I’m not very sure this is correct but the result sames OK.
def unquant_model(model: torch.nn.Module, inplace=False) -> torch.nn.Module:
if not inplace:
model = copy.deepcopy(model)
fx_model = fx.symbolic_trace(model)
modules = dict(fx_model.named_modules())
new_graph = copy.deepcopy(fx_model.graph)
for node in new_graph.nodes:
# Delete first few layers and last few layers of quant module
if node.target == "base_net_0_0_input_scale_0":
node.next.next.next.replace_input_with(node.next.next.next.args[0],node.next.next.args[0])
node.next.next.replace_all_uses_with(node.next.next)
new_graph.erase_node(node.next.next)
node.next.replace_all_uses_with(node.next)
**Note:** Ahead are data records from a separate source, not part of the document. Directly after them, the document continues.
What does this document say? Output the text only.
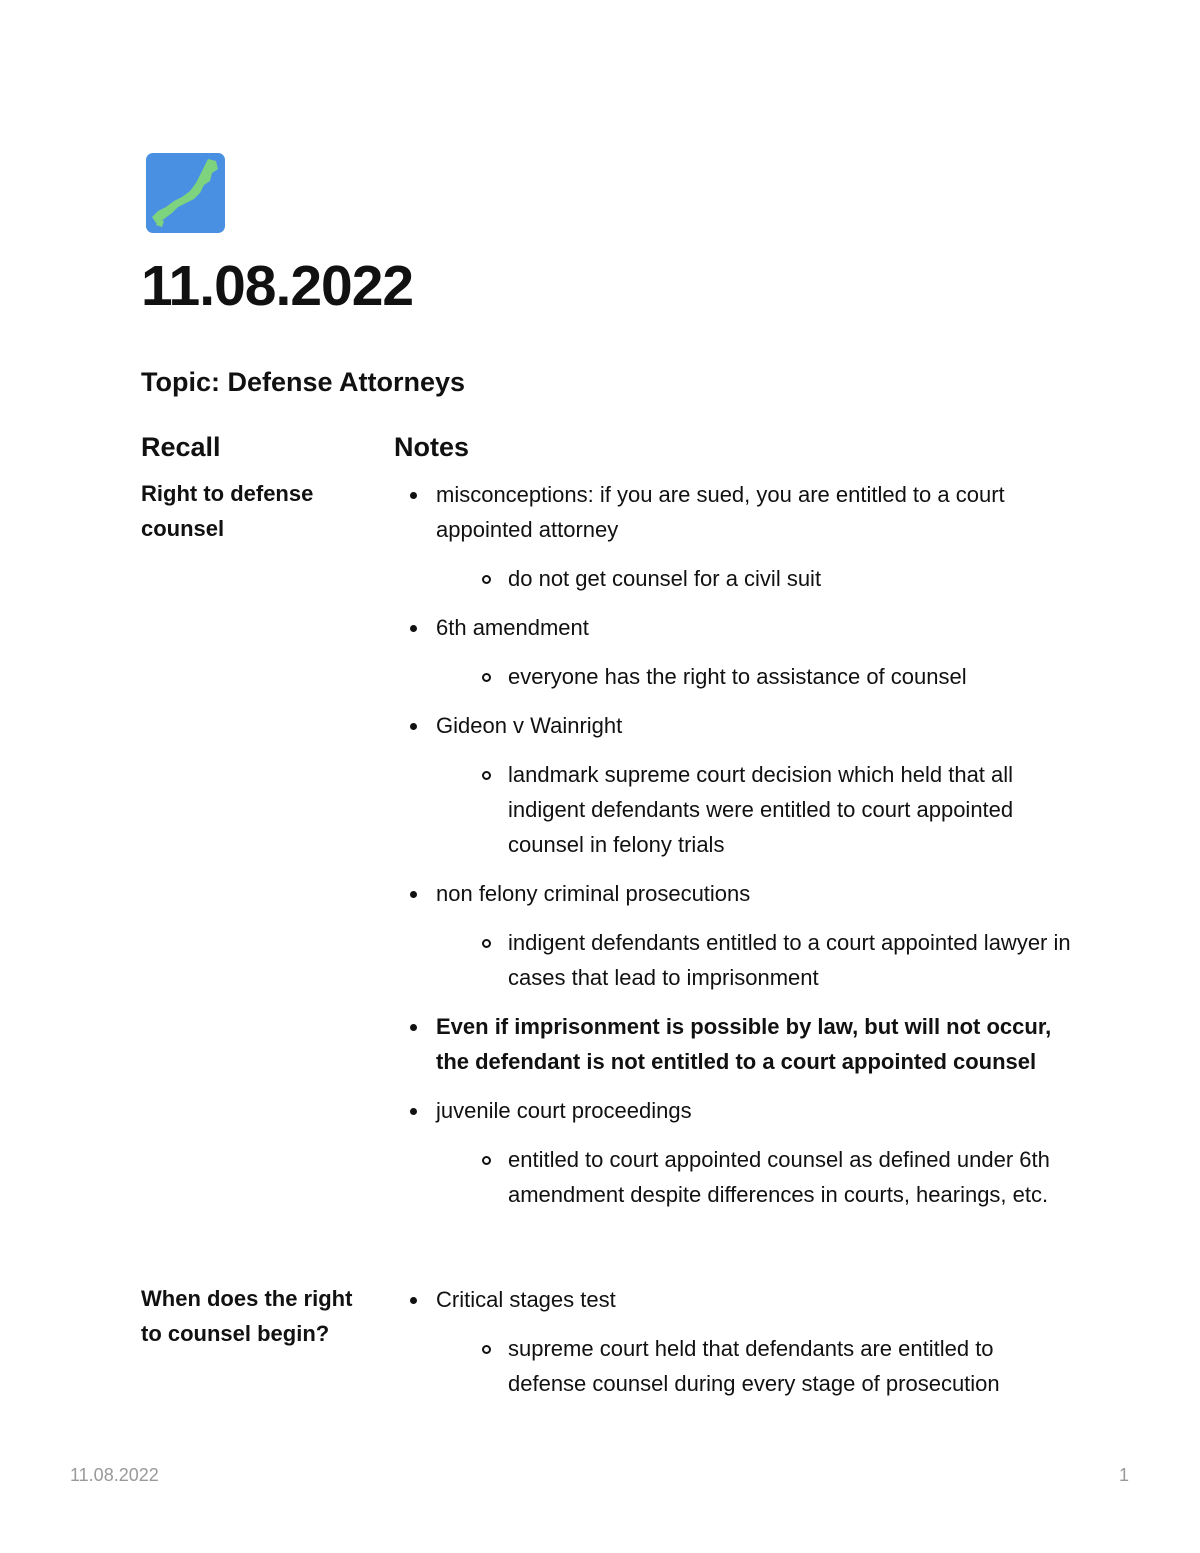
11.08.2022
Topic: Defense Attorneys
Recall	Notes

Right to defense counsel

misconceptions: if you are sued, you are entitled to a court appointed attorney
do not get counsel for a civil suit
6th amendment
everyone has the right to assistance of counsel
Gideon v Wainright
landmark supreme court decision which held that all indigent defendants were entitled to court appointed counsel in felony trials
non felony criminal prosecutions
indigent defendants entitled to a court appointed lawyer in cases that lead to imprisonment
Even if imprisonment is possible by law, but will not occur, the defendant is not entitled to a court appointed counsel
juvenile court proceedings
entitled to court appointed counsel as defined under 6th amendment despite differences in courts, hearings, etc.

When does the right to counsel begin?

Critical stages test
supreme court held that defendants are entitled to defense counsel during every stage of prosecution
11.08.2022	1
new_graph.erase_node(node.next)
node.replace_all_uses_with(node)
new_graph.erase_node(node)
if node.target == "dequantize":
node.replace_all_uses_with(node.args[0])
new_graph.erase_node(node)
if node.target not in modules:
continue
# replce quant conv with normal conv
if type(modules[node.target]) is torch.ao.nn.quantized.modules.conv.Conv2d or
type(modules[node.target]) is torch.ao.nn.intrinsic.quantized.modules.conv_relu.ConvReLU2d:
norm_conv = unquant_conv(modules[node.target])
replace_node_module(node, modules, norm_conv)
return fx.GraphModule(fx_model, new_graph)
I have noticed that there are two sets of scales and zero_points in torch.ao.nn.quantized’s conv2d.
One set is in QuantizedConv2d(1, 16, kernel_size=(3, 3), stride=(2, 2), scale=0.09829162061214447, zero_point=48, padding=(1, 1)). I believe this scale and zero_point are for the output of this layer, so if I use this model as a float model, this scale becomes irrelevant.
The other scale is found in conv.weight(), showing scale=tensor([0.0489, 0.0379, 0.0250, 0.0418, 0.0370, 0.0329, 0.0264, 0.0320, 0.0184, 0.0291, 0.0283, 0.0276, 0.0277, 0.0296, 0.0229, 0.0343], dtype=torch.float64), which applies to each channel’s weights. I think these scales have already been applied when converting the QAT model to a quantized model.
Therefore, I haven’t lost any scales or zero points, am I correct?
the output scale and zero point are learned during QAT based on the seen activation ranges. That’s what you’d be losing. You can use the model as a float model but at some point if you want to quantize the model, you’d want those. The weight qparams can be determined from the weight itself so their loss is irrelevant.